O corte prolongado do troço da EN 15, ao km 74.800, tem obrigado os habitantes de Candemil e das localidades vizinhas a percorrer trajetos alternativos significativamente mais longos para aceder a serviços essenciais, nomeadamente ao centro de saúde, escolas, farmácia, apoio a utentes idosos por parte de IPSS local, bem como a outros equipamentos públicos e privados indispensáveis ao dia a dia das famílias.

Esta situação tem causado transtornos significativos, aumento dos custos de deslocação e dificuldades acrescidas para idosos, estudantes e pessoas com mobilidade reduzida. “Em muitos casos, este desvio representa um aumento muito superior a cinco quilómetros por deslocação, com os consequentes prejuízos em termos de tempo, custos de transporte e qualidade de vida” garante Ana Sofia Briga, presidente da Junta de Freguesia de Candemil.
A situação torna-se ainda mais preocupante com a aproximação do período de verão, altura em que regressam à freguesia muitos emigrantes que mantêm fortes ligações à sua terra natal. “Estes cidadãos irão também enfrentar as dificuldades de acesso atualmente vividas pelos residentes, agravando os constrangimentos e reforçando a necessidade de uma resposta célere por parte das entidades responsáveis”, salienta.
A mobilização – a que se associam as populações das freguesias adjacentes de Gondar e Ansiães, e das uniões de freguesia de Bustelo, Carneiro e Carvalho de Rei e, ainda, de Aboadela, Várzea e Sanche – pretende dar voz ao legítimo descontentamento da população e sensibilizar as autoridades competentes para a urgência de resolver um problema que se arrasta há demasiado tempo.
A Junta de Freguesia apela à participação de todos os cidadãos, numa demonstração de união em defesa da segurança, mobilidade e qualidade de vida da comunidade.

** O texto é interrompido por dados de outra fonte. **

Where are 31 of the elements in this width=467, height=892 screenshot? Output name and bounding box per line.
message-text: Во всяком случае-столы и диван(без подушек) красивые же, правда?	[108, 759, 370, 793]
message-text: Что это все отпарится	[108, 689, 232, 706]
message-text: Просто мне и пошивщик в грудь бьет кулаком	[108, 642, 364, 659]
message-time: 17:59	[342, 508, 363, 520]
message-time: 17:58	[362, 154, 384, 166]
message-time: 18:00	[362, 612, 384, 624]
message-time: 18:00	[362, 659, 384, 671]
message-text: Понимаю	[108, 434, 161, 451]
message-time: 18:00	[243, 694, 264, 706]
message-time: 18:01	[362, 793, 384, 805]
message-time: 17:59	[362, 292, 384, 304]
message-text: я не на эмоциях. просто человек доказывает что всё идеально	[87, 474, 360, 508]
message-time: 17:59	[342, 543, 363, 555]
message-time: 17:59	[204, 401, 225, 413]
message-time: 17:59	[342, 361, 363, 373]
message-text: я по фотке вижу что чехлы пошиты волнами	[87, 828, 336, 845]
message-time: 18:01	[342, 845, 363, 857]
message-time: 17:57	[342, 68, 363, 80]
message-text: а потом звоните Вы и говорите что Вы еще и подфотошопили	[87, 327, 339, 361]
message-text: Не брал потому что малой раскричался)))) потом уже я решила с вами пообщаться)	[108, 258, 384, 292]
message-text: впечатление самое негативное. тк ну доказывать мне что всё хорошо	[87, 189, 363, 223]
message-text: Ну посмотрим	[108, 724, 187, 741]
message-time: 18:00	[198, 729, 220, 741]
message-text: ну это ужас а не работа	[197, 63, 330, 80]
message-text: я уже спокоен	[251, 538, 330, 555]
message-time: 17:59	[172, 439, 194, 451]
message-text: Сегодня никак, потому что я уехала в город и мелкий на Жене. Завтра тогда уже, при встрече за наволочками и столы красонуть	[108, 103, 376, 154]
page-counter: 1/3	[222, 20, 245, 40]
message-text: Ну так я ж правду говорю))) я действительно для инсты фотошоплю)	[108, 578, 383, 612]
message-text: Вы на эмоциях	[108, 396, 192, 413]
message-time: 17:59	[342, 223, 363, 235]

Câmara garante acompanhamento do processo
O presidente da autarquia, Jorge Ricardo, explica que a Infraestruturas de Portugal (IP) informou o município de que está a desenvolver os estudos técnicos e os projetos necessários para a intervenção, mas continua sem apresentar uma previsão para a reabertura da estrada.
“O assunto não está esquecido. Sabemos perfeitamente os transtornos que esta situação está a causar às populações, mas estamos perante uma intervenção complexa”, afirmou.
“Está agendada para o próximo dia 16 de junho uma nova reunião entre o município e a Infraestruturas de Portugal para avaliar a evolução do processo”, revela, Jorge Ricardo, admitindo “compreender o descontentamento dos habitantes” e promete a presença de “alguém da Câmara” no protesto de Candemil.